Version 3.2.0 will also discontinue support for Python versions 3.6 and 3.7.

  • API ENHANCEMENT: Optional(expr) may now be written as expr | ""

    This will make this code:

    "{" + Optional(Literal("A") | Literal("a")) + "}"
    

    writable as:

    "{" + (Literal("A") | Literal("a") | "") + "}"
    

    Some related changes implemented as part of this work:

    • Literal("") now internally generates an Empty() (and no longer raises an exception)
    • Empty is now a subclass of Literal

    Suggested by Antony Lee (issue #412), PR (#413) by Devin J. Pohly.

  • Added new class property identifier to all Unicode set classes in pyparsing.unicode, using the class's values for cls.identchars and cls.identbodychars. Now Unicode-aware parsers that formerly wrote:

    ppu = pyparsing.unicode
    ident = Word(ppu.Greek.identchars, ppu.Greek.identbodychars)
    

    can now write:

    ident = ppu.Greek.identifier
    # or
    # ident = ppu.Ελληνικά.identifier
    
  • Reworked delimited_list function into the new DelimitedList class. DelimitedList has the same constructor interface as delimited_list, and in this release, delimited_list changes from a function to a synonym for DelimitedList. delimited_list and the older delimitedList method will be deprecated in a future release, in favor of DelimitedList.

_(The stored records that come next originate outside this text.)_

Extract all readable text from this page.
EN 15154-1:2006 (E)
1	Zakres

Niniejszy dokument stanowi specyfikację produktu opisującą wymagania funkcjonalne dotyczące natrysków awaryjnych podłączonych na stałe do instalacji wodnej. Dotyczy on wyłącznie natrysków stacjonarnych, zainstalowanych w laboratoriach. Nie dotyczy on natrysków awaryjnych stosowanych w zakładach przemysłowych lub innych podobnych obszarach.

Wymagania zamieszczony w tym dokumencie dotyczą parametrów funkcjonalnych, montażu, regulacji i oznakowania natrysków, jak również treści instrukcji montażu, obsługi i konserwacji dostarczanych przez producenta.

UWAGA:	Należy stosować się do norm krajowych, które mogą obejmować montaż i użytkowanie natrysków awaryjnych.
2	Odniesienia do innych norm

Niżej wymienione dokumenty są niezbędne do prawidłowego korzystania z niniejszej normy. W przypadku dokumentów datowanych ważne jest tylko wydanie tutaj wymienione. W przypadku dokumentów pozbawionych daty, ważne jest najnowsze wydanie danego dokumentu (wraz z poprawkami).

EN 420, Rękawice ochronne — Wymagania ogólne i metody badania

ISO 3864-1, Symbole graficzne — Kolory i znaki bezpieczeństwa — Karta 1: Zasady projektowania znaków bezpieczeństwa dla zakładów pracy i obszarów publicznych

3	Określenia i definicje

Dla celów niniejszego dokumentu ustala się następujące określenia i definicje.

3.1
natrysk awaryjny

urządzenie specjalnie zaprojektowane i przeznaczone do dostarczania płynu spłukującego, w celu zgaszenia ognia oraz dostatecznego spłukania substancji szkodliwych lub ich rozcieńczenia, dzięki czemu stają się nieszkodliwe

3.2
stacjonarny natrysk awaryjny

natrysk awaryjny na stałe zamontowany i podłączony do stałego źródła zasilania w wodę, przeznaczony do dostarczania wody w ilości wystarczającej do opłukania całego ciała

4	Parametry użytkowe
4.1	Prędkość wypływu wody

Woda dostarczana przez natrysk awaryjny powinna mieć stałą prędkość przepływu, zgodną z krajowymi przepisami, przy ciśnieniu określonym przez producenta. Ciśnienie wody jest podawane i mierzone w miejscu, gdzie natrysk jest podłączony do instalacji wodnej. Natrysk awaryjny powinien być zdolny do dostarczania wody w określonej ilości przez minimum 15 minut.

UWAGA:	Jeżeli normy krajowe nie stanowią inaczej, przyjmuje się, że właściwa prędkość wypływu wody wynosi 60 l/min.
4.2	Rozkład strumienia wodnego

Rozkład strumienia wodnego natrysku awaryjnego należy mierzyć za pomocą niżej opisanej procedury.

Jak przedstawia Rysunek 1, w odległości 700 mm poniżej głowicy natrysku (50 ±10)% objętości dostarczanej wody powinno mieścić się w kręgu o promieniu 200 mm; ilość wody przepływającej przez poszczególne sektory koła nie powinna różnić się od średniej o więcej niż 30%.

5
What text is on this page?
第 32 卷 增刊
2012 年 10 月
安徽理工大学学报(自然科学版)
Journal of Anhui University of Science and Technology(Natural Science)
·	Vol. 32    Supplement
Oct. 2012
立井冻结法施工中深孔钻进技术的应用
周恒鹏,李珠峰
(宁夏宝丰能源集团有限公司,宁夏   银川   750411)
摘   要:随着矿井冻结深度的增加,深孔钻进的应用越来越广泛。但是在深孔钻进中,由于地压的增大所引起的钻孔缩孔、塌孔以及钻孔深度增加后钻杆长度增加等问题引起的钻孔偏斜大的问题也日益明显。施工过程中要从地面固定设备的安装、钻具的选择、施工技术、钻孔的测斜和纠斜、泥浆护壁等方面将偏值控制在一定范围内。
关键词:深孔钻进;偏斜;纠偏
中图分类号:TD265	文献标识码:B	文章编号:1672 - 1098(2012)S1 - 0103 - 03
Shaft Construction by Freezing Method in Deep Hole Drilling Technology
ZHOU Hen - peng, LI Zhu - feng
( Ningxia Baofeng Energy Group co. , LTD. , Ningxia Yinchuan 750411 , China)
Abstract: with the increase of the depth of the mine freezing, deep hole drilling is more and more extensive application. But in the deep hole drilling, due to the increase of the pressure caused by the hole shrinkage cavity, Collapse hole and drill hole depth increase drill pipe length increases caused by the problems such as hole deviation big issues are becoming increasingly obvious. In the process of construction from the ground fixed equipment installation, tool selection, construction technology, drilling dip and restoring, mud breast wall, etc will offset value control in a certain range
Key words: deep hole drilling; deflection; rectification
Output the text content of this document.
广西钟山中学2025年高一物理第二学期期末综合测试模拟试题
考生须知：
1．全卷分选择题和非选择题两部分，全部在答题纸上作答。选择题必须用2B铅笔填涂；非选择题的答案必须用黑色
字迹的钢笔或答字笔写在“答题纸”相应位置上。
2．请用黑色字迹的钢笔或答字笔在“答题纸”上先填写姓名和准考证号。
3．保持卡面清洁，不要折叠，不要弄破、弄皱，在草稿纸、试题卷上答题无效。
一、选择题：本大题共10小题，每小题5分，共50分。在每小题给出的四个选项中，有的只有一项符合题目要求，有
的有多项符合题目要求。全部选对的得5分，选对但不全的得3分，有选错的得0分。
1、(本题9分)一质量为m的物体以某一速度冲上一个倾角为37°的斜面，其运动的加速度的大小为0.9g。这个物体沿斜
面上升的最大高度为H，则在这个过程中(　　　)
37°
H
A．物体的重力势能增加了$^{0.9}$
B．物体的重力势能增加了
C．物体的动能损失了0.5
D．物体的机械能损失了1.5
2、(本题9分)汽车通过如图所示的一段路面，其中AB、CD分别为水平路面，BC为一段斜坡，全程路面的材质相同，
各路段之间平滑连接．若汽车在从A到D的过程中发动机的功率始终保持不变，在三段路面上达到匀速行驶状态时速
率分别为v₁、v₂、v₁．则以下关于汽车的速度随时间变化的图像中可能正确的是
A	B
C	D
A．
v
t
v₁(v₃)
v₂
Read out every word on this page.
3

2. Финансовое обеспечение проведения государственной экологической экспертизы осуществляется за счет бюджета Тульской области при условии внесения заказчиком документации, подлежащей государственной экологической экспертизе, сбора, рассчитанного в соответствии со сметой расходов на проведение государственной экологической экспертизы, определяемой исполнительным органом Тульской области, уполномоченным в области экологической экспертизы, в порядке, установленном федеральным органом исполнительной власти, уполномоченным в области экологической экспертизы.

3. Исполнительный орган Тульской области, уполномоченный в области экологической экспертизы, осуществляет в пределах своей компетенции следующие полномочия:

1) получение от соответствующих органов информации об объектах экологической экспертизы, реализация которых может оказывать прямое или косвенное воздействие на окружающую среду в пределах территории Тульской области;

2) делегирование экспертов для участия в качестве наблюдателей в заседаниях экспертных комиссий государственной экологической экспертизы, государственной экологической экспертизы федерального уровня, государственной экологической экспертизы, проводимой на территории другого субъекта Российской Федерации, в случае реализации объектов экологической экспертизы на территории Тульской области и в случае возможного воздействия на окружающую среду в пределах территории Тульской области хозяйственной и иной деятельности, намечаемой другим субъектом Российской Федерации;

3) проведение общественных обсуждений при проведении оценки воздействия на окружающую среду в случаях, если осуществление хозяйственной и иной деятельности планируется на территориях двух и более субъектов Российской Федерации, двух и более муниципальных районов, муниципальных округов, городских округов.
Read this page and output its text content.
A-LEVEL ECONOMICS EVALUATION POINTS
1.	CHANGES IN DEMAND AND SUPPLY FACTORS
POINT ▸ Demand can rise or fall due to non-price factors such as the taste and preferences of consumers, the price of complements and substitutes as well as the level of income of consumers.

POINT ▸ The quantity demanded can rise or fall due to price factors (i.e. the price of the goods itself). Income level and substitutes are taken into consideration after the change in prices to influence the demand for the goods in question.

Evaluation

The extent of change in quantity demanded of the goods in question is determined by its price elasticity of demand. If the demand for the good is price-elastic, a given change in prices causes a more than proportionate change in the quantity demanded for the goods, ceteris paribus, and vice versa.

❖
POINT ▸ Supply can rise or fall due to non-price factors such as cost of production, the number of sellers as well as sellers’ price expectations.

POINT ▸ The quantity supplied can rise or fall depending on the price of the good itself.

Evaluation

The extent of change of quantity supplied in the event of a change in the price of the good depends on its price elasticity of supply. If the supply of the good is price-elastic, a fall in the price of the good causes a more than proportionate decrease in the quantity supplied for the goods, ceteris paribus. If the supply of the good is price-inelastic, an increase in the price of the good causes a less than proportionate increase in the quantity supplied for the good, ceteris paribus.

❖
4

  • Added new class method ParserElement.using_each, to simplify code that creates a sequence of Literals, Keywords, or other ParserElement subclasses.

    For instance, to define suppressable punctuation, you would previously write:

    LPAR, RPAR, LBRACE, RBRACE, SEMI = map(Suppress, "(){};")
    

    You can now write:

    LPAR, RPAR, LBRACE, RBRACE, SEMI = Suppress.using_each("(){};")
    

    using_each will also accept optional keyword args, which it will pass through to the class initializer. Here is an expression for single-letter variable names that might be used in an algebraic expression:

    algebra_var = MatchFirst(
        Char.using_each(string.ascii_lowercase, as_keyword=True)
    )
    
  • Added new builtin python_quoted_string, which will match any form of single-line or multiline quoted strings defined in Python. (Inspired by discussion with Andreas Schörgenhumer in Issue #421.)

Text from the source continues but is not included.